One of the advantages to the instructor of a course dependent upon weekly guest lecturers is that, upon its completion, he or she can without appearing immodest declare it a grand achievement. He can also delight in recommending to others the versions of the three course lectures that follow in this newsletter.
Last spring, I emerged from retirement to offer a
new course, "Mind and Memory Explorations of Creativity in
the Arts and Sciences." I knew that its success would depend
upon the willingness of my colleagues in the various disciplines
to speak about their research and artistic activities - about
their creative processes, their motivations and goals. Nearly
everybody I contacted agreed at once to participate. Their fields
were so varied, their specific topics so interesting, that I decided
to make the lectures and demonstrations open to the community
at large, while holding a separate discussion session for the
enrolled undergraduates.
Enrollment was open to juniors and seniors who were
engaged either in scientific studies and research or in creative
work in the arts, and I quickly reached the largest number of
students - about fifty - that I thought I could feasibly work
with. From the first public lecture onward, Hollis Cornell auditorium,
which seats 225, was filled to capacity, sometimes with late arrivals
standing at the back. (The front rows were reserved for the enrolled
students, but they soon learned that they needed to arrive early
or their seats would be occupied.)
The course attracted so much interest for a couple
of related reasons, I think. The first is that the lecturers were
superb, with scientists and artists alike showing their ability
to convey crucial aspects of their creative processes - indeed,
of what mattered most to them, both intellectually and emotionally
- in a lucid manner to nonspecialists. The second reason - here
I may be guilty of imputing my own subjective response to the
larger audience - is that the auditors were fascinated by the
insight they were gaining into the spirit - the heart - of a large
and diverse university: into the creative impulse so central to
the mission of education itself as well as to the goals and aspirations
of individual artists and scientists. Whatever the obvious differences
between, say, a physicist and a poet, the lecture series soon
made apparent that much connects them - the search for analogies
and other likenesses, for the connections that lead to a greater
understanding of both physical phenomena and subjective values.
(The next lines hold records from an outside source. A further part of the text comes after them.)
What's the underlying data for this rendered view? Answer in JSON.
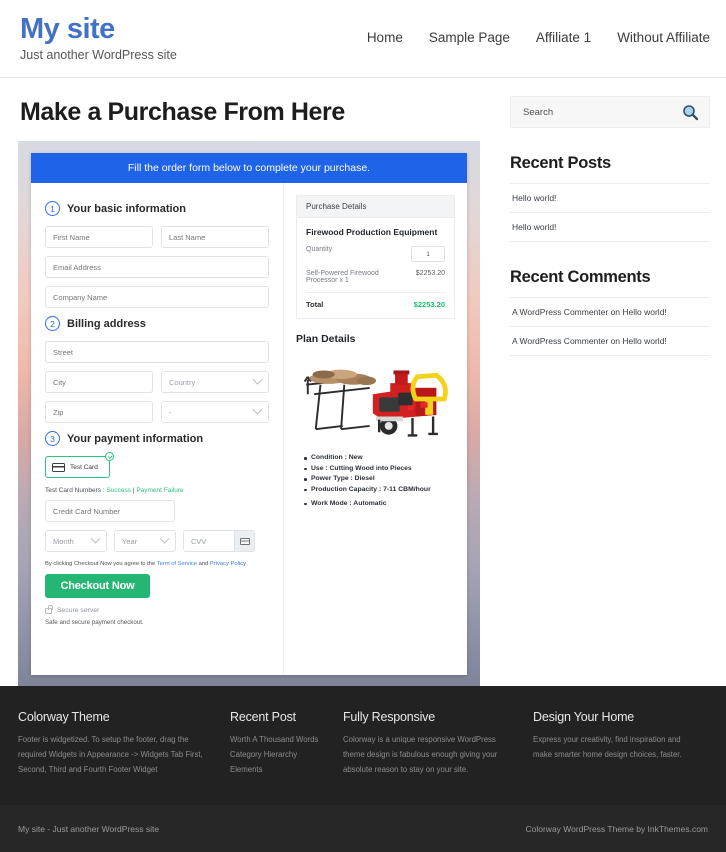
{
  "header": {
    "site_title": "My site",
    "tagline": "Just another WordPress site",
    "nav": [
      {
        "label": "Home"
      },
      {
        "label": "Sample Page"
      },
      {
        "label": "Affiliate 1"
      },
      {
        "label": "Without Affiliate"
      }
    ]
  },
  "main": {
    "page_title": "Make a Purchase From Here",
    "order_banner": "Fill the order form below to complete your purchase.",
    "steps": [
      {
        "num": "1",
        "label": "Your basic information"
      },
      {
        "num": "2",
        "label": "Billing address"
      },
      {
        "num": "3",
        "label": "Your payment information"
      }
    ],
    "fields": {
      "first_name": "First Name",
      "last_name": "Last Name",
      "email": "Email Address",
      "company": "Company Name",
      "street": "Street",
      "city": "City",
      "country": "Country",
      "zip": "Zip",
      "state": "-",
      "credit_card": "Credit Card Number",
      "month": "Month",
      "year": "Year",
      "cvv": "CVV"
    },
    "payment": {
      "card_option_label": "Test Card",
      "test_numbers_prefix": "Test Card Numbers : ",
      "test_success": "Success",
      "test_divider": " | ",
      "test_failure": "Payment Failure",
      "terms_prefix": "By clicking Checkout Now you agree to the ",
      "terms_link": "Term of Service",
      "terms_and": " and ",
      "privacy_link": "Privacy Policy",
      "checkout_button": "Checkout Now",
      "secure_server": "Secure server",
      "safe_note": "Safe and secure payment checkout."
    },
    "purchase_details": {
      "heading": "Purchase Details",
      "product_name": "Firewood Production Equipment",
      "quantity_label": "Quantity",
      "quantity_value": "1",
      "line_item_label": "Self-Powered Firewood Processor x 1",
      "line_item_amount": "$2253.20",
      "total_label": "Total",
      "total_amount": "$2253.20"
    },
    "plan_details": {
      "heading": "Plan Details",
      "specs": [
        "Condition : New",
        "Use : Cutting Wood into Pieces",
        "Power Type : Diesel",
        "Production Capacity : 7-11 CBM/hour",
        "Work Mode : Automatic"
      ]
    }
  },
  "sidebar": {
    "search_placeholder": "Search",
    "recent_posts_title": "Recent Posts",
    "recent_posts": [
      {
        "label": "Hello world!"
      },
      {
        "label": "Hello world!"
      }
    ],
    "recent_comments_title": "Recent Comments",
    "recent_comments": [
      {
        "label": "A WordPress Commenter on Hello world!"
      },
      {
        "label": "A WordPress Commenter on Hello world!"
      }
    ]
  },
  "footer": {
    "columns": [
      {
        "title": "Colorway Theme",
        "text": "Footer is widgetized. To setup the footer, drag the required Widgets in Appearance -> Widgets Tab First, Second, Third and Fourth Footer Widget"
      },
      {
        "title": "Recent Post",
        "items": [
          {
            "label": "Worth A Thousand Words"
          },
          {
            "label": "Category Hierarchy"
          },
          {
            "label": "Elements"
          }
        ]
      },
      {
        "title": "Fully Responsive",
        "text": "Colorway is a unique responsive WordPress theme design is fabulous enough giving your absolute reason to stay on your site."
      },
      {
        "title": "Design Your Home",
        "text": "Express your creativity, find inspiration and make smarter home design choices, faster."
      }
    ],
    "copyright_left": "My site - Just another WordPress site",
    "copyright_right": "Colorway WordPress Theme by InkThemes.com"
  },
  "colors": {
    "brand_blue": "#4372c4",
    "banner_blue": "#1f63e8",
    "accent_green": "#26b673",
    "total_green": "#18bd6b",
    "footer_bg": "#222222"
  }
}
In any event, the course seemed to be meeting a long-standing
need.
Most
of the lecturers were able to attend the discussion meeting for
the students, to answer specific questions, and to discuss the
nature of their work, including its problems and unique pleasures.
The students kept journals, in which they summarized their understanding
of and personal response to each week's lecture as well as to
the readings (some of the latter assigned by the lecturers, but
the majority of them assigned by me, from my just-published Oxford
University Press anthology, The Anatomy of Memory). They
also submitted term papers in which they discussed those lectures
and readings that had the most important implications for them,
in reference to their own scientific or artistic studies and proposed
goals. (The major purpose of the extensive writing was to make
the students into active participants of the course: true learning,
as I understand it, requires creative involvement, and the students
were encouraged to seek out viable connections among the lectures
and reading assignments as well as differences.)
Judging from the assessments I've received from the
public audience as well as from the students, almost everybody
in attendance would like a course like this to continue, and the
subject matter expanded to include other disciplines; I have several
pages of names of suggested lecturers. As part of her assessment
of the course, one graduating senior wrote, "This course
has helped me focus on my own internal process of creation and
has shown me other ways of working that are more intelligent than
my own. . . . It felt as if I were finally experiencing what I
had always longed for as a student. I was in the company of many
outstanding people and I had the opportunity to ask questions,
ponder their thoughts and grow! . . . [M]y stereotypes about different
disciplines were shattered. Prior to taking this course, I could
think of nothing more repulsive or perhaps boring than fields
like chemical ecology or aerospace engineering. Yet now, I feel
a sense of curiosity and understanding when faced with students
and professors in these fields. My ideas about career choices
and the assessment of my own abilities grew and changed, and now
I feel a stronger sense of myself."
Though I'm nearly seventy-five, the course had a
somewhat analogous effect upon me. Before undertaking it, I felt
my own creative explorations might be ending, the necessary juices
drying up; but the enthusiasm and sense of creative possibility
communicated by a semester-long series of guest lecturers, abetted
by the perceptive responses of the many dedicated students, have
renewed my own self-confidence and vigor to such an extent that
I think I may have yet one more book that will give me happiness
to write.
James McConkey, Goldwin Smith Professor of English Literature Emeritus, is the author of thirteen books.